The other day I was getting ready for an event and I got a text from our art director, Gayle.
“Look what I found at the Dollar Tree. What do you think of these covers?”
“OMG!” I replied. “I was just talking about Judy Blume the other day. I want them!”

And then I realized that she had asked me a question about the book design.
“I love the bold colors and the spines, but the use of texts on the front of ‘Are You There God?’ is disturbing.”
“Probably a choice to appeal to today’s tweens,” Gayle answered.
(And the new movie, I bet.)
So, I did what any normal, Judy Blume-loving bibliophile would do. I went to my local Dollar Tree.
My Dollar Tree was a disaster compared to the neat shelves in Gayle’s photos. I found two of the books, Deenie and Then Again, Maybe I Won’t. I bought them–using a six-year-old gift card our editor and poet Nancy Scott had found in her closet.

That got me thinking. Were these abridged? A search of the books online proved they are not. But they are old. Like, older than me old. Then Again came out in 1971 and Deenie followed in 1973. Each book has had more than 70 printings.

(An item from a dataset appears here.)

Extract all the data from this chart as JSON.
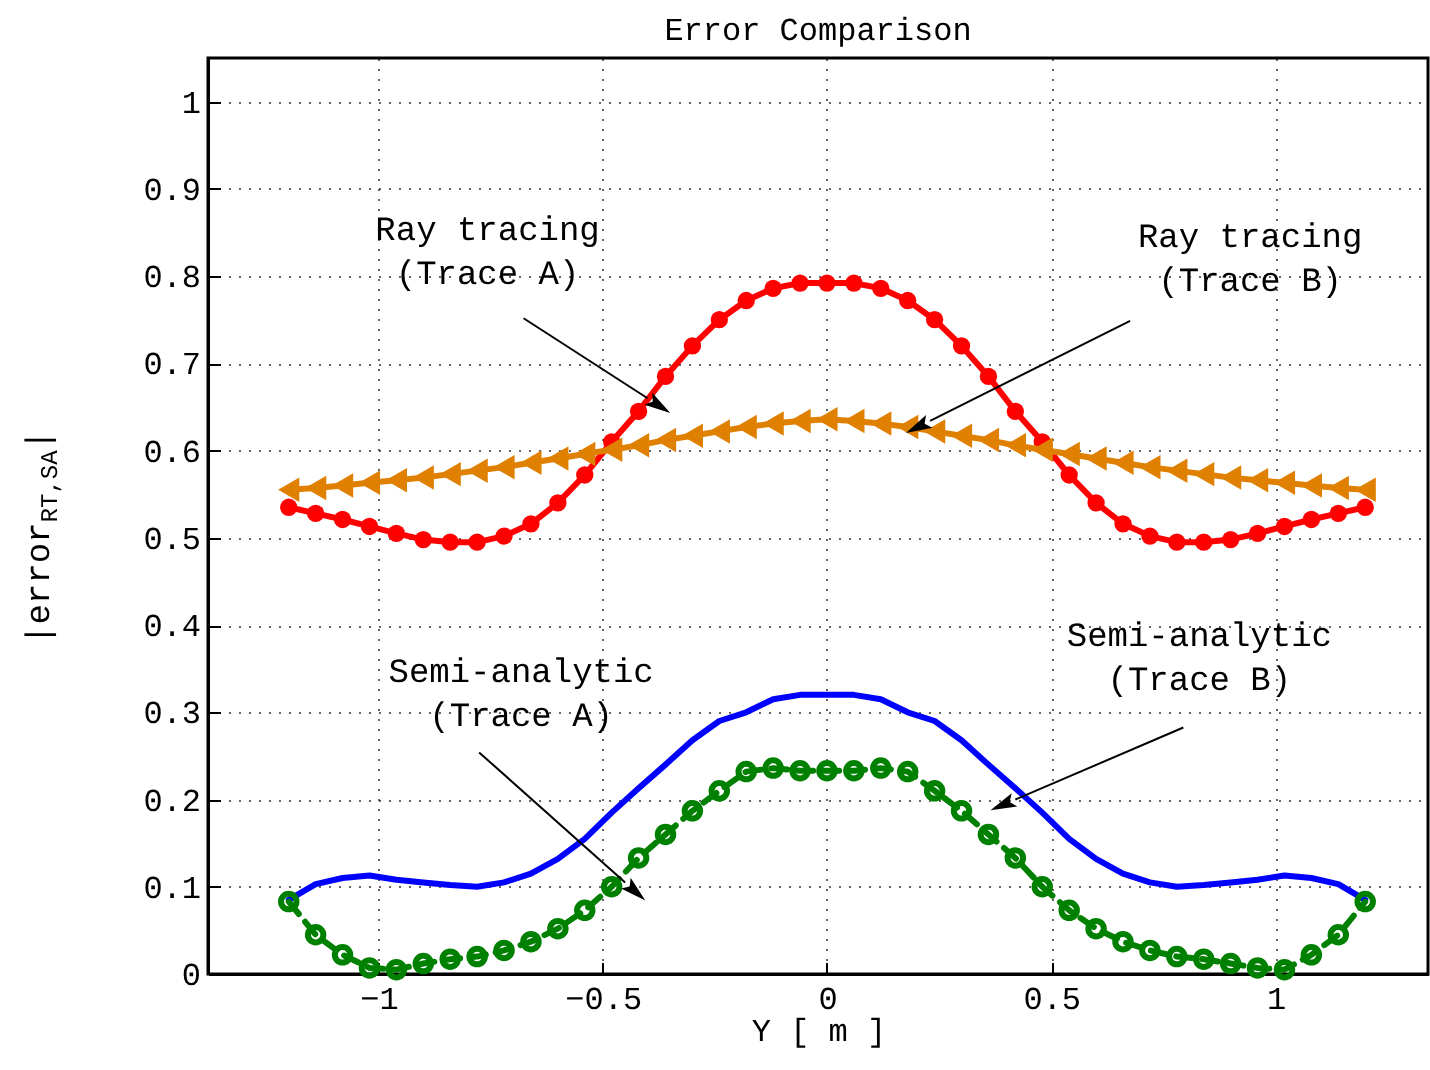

So now Judy Blume is in the Dollar Tree with Nancy Drew and The Hardy Boys. Is this because they are out of date? Or so much a household name?
I think it’s cool. Sure, these books are pretty basic and printed on cheap paper but if they expose some child to reading, and deliver a message on top of it, that’s great. Because at $1.25, children have access to the greatest books of the earlier generations.